Japanese markets followed the big brother with Nikkei taking a initial plunge of 305.76 points at 13,382.52. We are more confident about the Japanese economy than the US economy given the recent GDP surprise.
Indian Markets have never witnessed this kind of drag phase in the last 4 years. Not to say there are 3-4 thousand point plunges in the Sensex but the recoveries are smart enough barring this time. It is a million rupees question for Indian investors whether to get out of stocks or stay invested in the market. We believe there is absolutely no point in getting out of the market and we strongly take this as another prolonged bear cycle with in the bull phase. Stay invested but with more patience as things cannot turn overnight.
Technology stocks as expected rejoiced yesterday on weak rupee. Markets are likely to open down a big way but recovery from the lows is a certainity. Sensex is likely to lose somewhere between 200-300 points unless pre-budget rally sets in.

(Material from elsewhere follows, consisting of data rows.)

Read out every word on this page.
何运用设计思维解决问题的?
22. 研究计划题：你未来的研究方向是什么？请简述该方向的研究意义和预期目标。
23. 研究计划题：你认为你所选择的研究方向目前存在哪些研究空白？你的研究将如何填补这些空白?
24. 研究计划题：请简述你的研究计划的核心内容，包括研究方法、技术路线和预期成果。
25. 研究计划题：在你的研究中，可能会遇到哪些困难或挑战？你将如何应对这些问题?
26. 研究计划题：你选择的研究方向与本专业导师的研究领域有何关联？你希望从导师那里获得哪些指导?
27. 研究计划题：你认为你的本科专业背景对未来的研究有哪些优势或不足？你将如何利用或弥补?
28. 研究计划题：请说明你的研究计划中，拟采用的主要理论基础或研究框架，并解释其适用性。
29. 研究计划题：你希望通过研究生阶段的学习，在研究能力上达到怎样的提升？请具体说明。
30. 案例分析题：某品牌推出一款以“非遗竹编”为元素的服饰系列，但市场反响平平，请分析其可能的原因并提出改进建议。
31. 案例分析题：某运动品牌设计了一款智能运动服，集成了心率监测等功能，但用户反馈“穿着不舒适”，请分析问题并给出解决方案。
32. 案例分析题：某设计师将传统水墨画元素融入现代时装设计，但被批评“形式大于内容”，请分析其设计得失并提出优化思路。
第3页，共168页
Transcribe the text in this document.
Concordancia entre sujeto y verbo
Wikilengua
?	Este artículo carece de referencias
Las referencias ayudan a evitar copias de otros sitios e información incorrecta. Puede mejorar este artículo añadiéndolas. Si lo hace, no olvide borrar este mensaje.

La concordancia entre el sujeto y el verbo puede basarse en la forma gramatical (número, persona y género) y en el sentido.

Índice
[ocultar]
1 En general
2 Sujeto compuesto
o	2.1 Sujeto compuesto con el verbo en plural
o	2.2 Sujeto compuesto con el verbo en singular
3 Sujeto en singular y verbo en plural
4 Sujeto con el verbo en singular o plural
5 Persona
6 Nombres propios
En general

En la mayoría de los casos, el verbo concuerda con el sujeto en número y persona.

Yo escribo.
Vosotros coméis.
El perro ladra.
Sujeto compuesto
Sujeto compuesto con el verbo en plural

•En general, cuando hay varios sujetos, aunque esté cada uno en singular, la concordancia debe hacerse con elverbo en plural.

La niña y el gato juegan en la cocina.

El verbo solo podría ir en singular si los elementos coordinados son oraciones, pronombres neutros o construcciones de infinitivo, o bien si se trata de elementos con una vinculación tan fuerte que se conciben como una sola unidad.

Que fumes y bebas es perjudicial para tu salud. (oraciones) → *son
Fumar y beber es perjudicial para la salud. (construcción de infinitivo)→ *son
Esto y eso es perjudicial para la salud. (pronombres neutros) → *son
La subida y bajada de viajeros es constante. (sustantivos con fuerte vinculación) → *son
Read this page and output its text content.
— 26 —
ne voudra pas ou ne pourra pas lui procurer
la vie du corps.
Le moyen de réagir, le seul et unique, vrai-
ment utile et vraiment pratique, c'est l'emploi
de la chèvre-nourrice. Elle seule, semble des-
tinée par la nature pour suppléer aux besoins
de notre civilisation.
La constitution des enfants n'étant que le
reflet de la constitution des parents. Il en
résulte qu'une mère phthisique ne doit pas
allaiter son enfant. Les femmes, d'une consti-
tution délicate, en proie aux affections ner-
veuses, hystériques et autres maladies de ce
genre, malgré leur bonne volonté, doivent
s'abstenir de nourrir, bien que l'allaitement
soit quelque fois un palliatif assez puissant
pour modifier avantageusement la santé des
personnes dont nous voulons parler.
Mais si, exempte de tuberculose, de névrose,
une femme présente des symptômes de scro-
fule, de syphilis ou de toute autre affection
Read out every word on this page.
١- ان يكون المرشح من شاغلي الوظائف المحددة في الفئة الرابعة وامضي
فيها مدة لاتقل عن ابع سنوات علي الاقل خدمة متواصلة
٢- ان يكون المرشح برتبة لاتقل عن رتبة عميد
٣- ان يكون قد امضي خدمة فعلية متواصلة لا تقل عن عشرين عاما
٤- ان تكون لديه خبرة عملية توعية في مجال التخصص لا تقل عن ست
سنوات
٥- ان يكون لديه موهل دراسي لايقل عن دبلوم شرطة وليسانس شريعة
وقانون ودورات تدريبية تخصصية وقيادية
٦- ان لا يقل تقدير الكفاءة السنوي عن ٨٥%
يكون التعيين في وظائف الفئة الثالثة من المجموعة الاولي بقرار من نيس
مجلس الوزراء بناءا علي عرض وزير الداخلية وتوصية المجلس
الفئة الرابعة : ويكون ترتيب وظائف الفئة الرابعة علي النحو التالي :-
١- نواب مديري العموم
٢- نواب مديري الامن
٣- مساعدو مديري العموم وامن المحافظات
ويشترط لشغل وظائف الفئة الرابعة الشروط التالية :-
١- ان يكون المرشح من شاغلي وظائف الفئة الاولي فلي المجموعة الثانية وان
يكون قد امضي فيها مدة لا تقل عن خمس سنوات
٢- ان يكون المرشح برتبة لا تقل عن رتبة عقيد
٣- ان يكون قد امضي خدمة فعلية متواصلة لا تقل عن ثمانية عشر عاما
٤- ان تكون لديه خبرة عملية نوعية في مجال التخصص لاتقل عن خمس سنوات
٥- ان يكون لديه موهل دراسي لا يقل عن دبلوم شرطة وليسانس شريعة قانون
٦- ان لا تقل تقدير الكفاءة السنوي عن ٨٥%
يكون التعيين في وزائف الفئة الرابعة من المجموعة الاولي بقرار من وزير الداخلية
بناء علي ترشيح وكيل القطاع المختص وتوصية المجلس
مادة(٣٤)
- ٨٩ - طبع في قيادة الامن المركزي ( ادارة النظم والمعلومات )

Government in an unprecedented move approved a fresh Rs 500 crore assistance to help exporters after a Rs 300 crores alloted recently. Textiles and farm product related companies are likely to benefit immensely from the forthcoming budget. Infrastructure and logistics are the other sectors to watch for in the budget.
Definitely not the right markets to trade but definitely right time for a long term investment. Have a great day.